Before the book was finished, they were casting about for their next subject. Jim proposed “Historic Menus,” “Favorite Dishes,” “An Alphabet of Food,” “The Best of Beard and Brown,” “Short Cuts to Entertaining,” “Classic Recipes and Their Variations,” and “Recipes and Recollections”—a foretaste of his Delights and Prejudices. A last proposal came from Helen, in 1961, for a book on wine and cheese. It is a mystery why none of these ideas materialized. True, both authors had trouble enough meeting deadlines for their own assignments without doing another book together long-distance, but they may have been reticent for other reasons. Twice Helen had to reproach Jim for misusing material from their outdoor cookbook, which might have made her wary of further collaboration; and could Jim’s steady rise to Titanship have made him less eager to share the limelight? In any case, his next book was done with his Portland friend Isabel Callvert, while Helen worked with Philip.

Almost from the beginning of their friendship Jim and Helen talked of turning their letters into a book—a double autobiography with commentary on food—and they set about rewriting some of their recent letters as samples. “I am doing a letter which answers your questions on brioche, on French names, and on sugar peas,” Jim wrote. “Then I am criticizing Dione [Lucas]’s dinner.… I have spoken about a couple of books and may talk a little about a restaurant.” Their agent took the idea to Alfred and Blanche Knopf, who liked it and asked for a full proposal. Helen felt that such a book could not be hurried, too many other projects intervened, and the plan was put on the back burner, to be stirred from time to time. Ten years after it was first suggested, Jim gave it a final stir.

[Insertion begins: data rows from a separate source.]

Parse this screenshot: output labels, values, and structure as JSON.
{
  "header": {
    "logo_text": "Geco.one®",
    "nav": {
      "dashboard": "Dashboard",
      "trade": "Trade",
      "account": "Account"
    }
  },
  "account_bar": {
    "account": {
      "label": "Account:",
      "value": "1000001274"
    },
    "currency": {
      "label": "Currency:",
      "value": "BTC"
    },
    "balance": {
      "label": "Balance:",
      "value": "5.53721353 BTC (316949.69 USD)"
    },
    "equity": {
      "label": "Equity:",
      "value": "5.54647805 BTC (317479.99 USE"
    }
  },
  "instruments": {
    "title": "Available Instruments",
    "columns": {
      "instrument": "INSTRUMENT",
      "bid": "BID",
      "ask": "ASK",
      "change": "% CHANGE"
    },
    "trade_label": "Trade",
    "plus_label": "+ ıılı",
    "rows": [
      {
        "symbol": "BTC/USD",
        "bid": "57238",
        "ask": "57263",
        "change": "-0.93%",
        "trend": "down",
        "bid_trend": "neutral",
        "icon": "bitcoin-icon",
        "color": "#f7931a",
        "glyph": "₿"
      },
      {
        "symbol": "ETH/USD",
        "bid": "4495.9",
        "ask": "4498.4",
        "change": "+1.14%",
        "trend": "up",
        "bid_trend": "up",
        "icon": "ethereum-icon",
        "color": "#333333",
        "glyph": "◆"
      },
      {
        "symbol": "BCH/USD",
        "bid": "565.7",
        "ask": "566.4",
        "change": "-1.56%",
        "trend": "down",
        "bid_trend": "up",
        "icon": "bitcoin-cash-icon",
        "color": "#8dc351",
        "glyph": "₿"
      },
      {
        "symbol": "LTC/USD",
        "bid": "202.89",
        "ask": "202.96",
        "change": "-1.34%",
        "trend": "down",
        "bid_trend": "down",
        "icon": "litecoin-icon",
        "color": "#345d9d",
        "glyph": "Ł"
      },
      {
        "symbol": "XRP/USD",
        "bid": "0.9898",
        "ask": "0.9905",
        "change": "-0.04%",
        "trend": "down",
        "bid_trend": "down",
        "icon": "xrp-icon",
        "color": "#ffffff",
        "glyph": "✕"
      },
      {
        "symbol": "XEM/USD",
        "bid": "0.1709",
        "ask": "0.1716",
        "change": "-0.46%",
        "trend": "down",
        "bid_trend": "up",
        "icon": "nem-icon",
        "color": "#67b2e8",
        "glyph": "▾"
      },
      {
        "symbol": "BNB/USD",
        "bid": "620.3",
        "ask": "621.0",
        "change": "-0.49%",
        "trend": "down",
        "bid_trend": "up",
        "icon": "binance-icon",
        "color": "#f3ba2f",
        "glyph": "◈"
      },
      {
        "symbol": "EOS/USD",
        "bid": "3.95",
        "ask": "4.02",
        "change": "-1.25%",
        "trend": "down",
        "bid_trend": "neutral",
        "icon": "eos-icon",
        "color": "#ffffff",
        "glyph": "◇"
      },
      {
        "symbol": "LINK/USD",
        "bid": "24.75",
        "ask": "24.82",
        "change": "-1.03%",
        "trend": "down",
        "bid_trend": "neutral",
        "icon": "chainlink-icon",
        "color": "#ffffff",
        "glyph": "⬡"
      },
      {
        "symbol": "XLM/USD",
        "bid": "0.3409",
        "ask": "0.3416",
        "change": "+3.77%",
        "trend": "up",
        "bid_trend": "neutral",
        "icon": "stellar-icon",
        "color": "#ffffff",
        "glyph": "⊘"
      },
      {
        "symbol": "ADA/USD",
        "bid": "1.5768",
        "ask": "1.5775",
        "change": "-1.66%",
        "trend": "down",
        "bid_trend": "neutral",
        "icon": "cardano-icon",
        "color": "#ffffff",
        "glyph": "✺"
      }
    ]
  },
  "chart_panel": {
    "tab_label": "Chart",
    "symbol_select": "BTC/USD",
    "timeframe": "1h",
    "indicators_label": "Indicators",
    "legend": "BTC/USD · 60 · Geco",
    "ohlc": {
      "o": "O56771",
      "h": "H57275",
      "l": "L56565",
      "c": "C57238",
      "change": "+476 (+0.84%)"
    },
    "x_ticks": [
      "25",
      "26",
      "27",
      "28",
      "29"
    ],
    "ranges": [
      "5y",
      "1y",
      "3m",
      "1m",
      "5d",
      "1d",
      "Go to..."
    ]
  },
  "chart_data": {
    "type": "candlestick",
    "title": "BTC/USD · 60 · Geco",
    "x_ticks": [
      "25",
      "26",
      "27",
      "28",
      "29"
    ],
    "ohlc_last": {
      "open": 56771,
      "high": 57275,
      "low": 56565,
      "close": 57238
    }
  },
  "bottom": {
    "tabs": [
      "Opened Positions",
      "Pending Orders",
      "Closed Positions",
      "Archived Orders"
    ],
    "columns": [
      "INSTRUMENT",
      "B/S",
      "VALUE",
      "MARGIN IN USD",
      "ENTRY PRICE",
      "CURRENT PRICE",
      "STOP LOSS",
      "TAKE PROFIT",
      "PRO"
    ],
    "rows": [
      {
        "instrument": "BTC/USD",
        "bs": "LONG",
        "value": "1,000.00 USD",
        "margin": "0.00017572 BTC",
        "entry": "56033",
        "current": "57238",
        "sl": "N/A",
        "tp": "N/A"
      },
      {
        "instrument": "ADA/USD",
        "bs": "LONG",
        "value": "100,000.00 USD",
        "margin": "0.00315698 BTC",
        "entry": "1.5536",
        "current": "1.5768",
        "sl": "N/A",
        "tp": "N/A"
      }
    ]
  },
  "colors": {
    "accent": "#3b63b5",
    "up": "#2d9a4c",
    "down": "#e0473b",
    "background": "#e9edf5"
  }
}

The chief benefit of keeping the scheme alive was preservation of both sets of letters. Helen might have saved Jim’s anyway, but Jim was not a keeper of scrapbooks or memorabilia, and he had a reputation for hurling photographs and anything else of interest to posterity into the garbage, from which they were sometimes retrieved by his staff. Despite Helen’s care, his letters to her twice came close to being destroyed—not only when Jim’s house was being spiffed up for the real estate market in 1985, but also five years earlier, when a fire at the Browns’ house consumed Helen’s journals and other documents.

Apart from what they reveal about his personal life and his relationship with Helen Evans Brown, James Beard’s letters are worth having for his passionate pursuit of good food, whether at home, aboard ship, or in the starriest restaurants of France. After rereading these letters a few months before he died, he summed them up succinctly for Philip Brown: “We sure ate a lot.” Their diets were doomed to fail.

It must have been shattering to Jim when his friend Helen died in December 1964. She was sixty. The rare kidney disease that first surfaced in 1961 had developed into cancer. She was too ill to work through most of her final year, and Philip took over her writing assignments. Jim’s last surviving letter to her was written in August from Provence. He was able to pay her a visit in November, two weeks before she died.

This volume is in part the book they often talked of doing. If Helen’s voice is largely absent, her presence can be felt on every page. “God, it’s been a long time since we had a good chat,” Jim wrote to her in his next-to-last letter. After twelve years, there was still a lot more to be said.